Jace nickte. »Und das dort unten auf dem Sockel ist das Motto der Nephilim, der Schattenjäger.«

»Was bedeutet es?«

Jace’ Lächeln blitzte in der Dunkelheit auf. »Es bedeutet: ›Seit 1234 sehen wir Schattenjäger in Schwarz besser aus als die Witwen unserer Feinde.‹«

»Jace …«

Es bedeutet: Der Abstieg zur Hölle ist leicht, erklärte Jeremiah.

»Hübsch, und so aufbauend«, meinte Clary und bekam trotz der Hitze eine Gänsehaut.

»Das hier ist ein kleiner Scherz der Brüder«, sagte Jace. »Du wirst schon sehen.«

Sie schaute Bruder Jeremiah an. Er hatte eine schwach leuchtende Stele aus irgendeiner Innentasche seiner Robe geholt und zog mit deren Spitze das Muster einer Rune auf dem Sockel der Statue nach. Plötzlich öffnete sich der Mund des Marmorengels zu einem stummen Schrei und ein gähnendes schwarzes Loch klaffte in dem grasbewachsenen Boden zu Jeremiahs Füßen. Es sah aus wie ein offenes Grab.

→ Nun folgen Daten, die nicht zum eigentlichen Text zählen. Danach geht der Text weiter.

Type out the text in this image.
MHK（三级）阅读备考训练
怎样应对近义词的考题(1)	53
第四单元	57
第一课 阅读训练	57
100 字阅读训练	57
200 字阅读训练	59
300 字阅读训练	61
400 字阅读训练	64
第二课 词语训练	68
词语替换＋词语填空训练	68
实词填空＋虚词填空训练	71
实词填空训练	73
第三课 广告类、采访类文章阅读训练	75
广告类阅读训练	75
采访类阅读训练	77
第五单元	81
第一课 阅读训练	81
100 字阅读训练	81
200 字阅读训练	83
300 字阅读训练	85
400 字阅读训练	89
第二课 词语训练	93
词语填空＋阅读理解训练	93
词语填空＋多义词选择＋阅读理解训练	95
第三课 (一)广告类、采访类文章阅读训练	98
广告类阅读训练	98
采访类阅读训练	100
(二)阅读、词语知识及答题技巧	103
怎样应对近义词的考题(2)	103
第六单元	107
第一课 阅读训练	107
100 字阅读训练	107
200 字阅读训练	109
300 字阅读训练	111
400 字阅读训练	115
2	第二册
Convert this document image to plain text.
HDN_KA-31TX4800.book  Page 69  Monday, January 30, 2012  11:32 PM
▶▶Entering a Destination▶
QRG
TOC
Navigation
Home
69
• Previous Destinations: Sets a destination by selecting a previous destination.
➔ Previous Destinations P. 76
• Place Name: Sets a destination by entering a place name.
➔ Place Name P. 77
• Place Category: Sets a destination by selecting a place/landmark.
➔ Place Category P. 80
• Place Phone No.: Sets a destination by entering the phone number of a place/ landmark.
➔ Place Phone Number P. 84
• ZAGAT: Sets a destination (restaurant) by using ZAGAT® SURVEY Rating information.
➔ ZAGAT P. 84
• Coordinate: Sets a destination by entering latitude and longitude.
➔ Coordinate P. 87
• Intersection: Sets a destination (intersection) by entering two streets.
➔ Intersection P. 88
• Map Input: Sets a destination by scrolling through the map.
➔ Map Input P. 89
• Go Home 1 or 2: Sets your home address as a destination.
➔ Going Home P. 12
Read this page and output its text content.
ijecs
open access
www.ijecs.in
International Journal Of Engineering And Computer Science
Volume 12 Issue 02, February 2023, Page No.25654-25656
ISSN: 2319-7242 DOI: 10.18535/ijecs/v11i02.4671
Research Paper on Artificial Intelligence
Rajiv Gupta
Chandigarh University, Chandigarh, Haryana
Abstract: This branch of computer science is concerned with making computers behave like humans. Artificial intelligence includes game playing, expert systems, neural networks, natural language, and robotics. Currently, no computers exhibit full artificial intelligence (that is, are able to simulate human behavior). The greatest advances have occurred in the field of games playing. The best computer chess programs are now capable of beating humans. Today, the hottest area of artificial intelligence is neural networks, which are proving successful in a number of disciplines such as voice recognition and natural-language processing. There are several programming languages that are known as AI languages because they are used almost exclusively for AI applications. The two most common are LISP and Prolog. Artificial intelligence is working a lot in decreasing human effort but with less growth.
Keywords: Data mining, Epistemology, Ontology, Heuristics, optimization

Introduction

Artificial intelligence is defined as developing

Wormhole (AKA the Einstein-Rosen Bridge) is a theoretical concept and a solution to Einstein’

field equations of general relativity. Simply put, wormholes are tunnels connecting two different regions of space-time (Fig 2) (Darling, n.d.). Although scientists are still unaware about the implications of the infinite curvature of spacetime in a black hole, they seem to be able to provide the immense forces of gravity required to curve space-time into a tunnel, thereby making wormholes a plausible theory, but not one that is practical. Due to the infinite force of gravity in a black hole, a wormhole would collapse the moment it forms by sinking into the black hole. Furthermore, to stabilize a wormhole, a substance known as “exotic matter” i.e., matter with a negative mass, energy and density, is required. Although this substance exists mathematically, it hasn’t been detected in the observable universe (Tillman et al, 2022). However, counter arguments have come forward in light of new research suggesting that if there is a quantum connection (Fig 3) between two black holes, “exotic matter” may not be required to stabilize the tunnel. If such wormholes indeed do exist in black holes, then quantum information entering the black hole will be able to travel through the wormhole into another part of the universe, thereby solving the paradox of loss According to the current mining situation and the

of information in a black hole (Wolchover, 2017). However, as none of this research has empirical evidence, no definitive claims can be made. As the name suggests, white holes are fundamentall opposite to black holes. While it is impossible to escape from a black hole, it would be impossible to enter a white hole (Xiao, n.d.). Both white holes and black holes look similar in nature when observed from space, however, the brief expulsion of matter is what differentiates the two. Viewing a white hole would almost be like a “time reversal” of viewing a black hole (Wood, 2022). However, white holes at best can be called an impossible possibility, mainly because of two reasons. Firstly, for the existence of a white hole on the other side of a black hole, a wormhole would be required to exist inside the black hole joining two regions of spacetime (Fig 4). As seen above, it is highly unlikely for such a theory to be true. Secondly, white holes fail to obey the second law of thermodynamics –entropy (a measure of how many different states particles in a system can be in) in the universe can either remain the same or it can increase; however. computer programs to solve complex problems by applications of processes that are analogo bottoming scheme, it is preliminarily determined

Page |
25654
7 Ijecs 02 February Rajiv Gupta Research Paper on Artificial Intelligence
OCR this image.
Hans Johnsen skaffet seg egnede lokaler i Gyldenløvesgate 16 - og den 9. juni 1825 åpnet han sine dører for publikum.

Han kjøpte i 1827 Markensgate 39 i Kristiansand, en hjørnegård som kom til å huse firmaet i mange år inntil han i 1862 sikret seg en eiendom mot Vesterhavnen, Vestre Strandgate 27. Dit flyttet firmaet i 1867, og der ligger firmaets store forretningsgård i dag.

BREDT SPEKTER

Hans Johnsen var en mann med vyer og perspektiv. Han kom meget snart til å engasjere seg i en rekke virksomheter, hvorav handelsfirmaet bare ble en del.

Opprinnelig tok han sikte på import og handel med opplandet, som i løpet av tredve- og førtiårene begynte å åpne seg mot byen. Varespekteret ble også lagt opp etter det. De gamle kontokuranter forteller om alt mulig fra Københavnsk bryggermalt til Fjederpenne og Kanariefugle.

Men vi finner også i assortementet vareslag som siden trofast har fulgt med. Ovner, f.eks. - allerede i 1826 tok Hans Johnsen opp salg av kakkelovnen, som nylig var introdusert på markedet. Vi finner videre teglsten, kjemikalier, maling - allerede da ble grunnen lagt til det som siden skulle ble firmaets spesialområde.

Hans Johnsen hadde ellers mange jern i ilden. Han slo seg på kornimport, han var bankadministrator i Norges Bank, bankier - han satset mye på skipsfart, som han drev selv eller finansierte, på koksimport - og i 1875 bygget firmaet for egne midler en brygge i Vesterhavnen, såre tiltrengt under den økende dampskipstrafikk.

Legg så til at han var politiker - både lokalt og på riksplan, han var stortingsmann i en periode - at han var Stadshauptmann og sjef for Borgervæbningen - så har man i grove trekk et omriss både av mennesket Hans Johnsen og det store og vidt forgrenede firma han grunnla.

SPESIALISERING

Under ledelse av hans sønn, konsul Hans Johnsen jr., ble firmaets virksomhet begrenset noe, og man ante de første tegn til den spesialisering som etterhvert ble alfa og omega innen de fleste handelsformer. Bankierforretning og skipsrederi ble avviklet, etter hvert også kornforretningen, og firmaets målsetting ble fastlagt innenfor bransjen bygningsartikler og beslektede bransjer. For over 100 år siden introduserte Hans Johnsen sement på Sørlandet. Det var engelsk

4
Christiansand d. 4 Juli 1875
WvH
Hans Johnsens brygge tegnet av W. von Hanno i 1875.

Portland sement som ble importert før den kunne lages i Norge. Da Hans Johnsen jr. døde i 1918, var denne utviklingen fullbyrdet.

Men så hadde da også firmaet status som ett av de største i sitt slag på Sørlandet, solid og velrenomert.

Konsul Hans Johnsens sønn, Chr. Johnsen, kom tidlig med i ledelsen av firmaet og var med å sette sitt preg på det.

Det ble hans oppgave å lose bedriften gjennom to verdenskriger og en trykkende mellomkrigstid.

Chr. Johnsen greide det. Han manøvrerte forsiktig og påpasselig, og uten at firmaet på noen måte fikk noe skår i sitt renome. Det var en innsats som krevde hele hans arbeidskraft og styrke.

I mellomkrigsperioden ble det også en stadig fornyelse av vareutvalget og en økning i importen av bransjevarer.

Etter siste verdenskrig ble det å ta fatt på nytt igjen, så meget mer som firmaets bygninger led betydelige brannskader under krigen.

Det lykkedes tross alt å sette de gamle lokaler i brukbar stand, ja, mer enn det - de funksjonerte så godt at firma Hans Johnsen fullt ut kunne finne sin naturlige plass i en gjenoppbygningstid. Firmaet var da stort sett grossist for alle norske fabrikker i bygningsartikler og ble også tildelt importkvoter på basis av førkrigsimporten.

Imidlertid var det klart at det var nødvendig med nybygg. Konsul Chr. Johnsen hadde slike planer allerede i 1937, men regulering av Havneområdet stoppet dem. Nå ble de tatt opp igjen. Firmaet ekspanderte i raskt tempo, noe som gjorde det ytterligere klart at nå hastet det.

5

Langsam trat Clary an den Rand des Lochs und blinzelte hinein. Stufen aus Granit, deren Kanten durch jahrelangen Gebrauch ausgetreten waren, führten in die Tiefe. In regelmäßigen Abständen waren Fackeln über der Treppe angebracht, die in intensivem Grün und Blau leuchteten. Der Fuß der Treppe verlor sich in der Dunkelheit.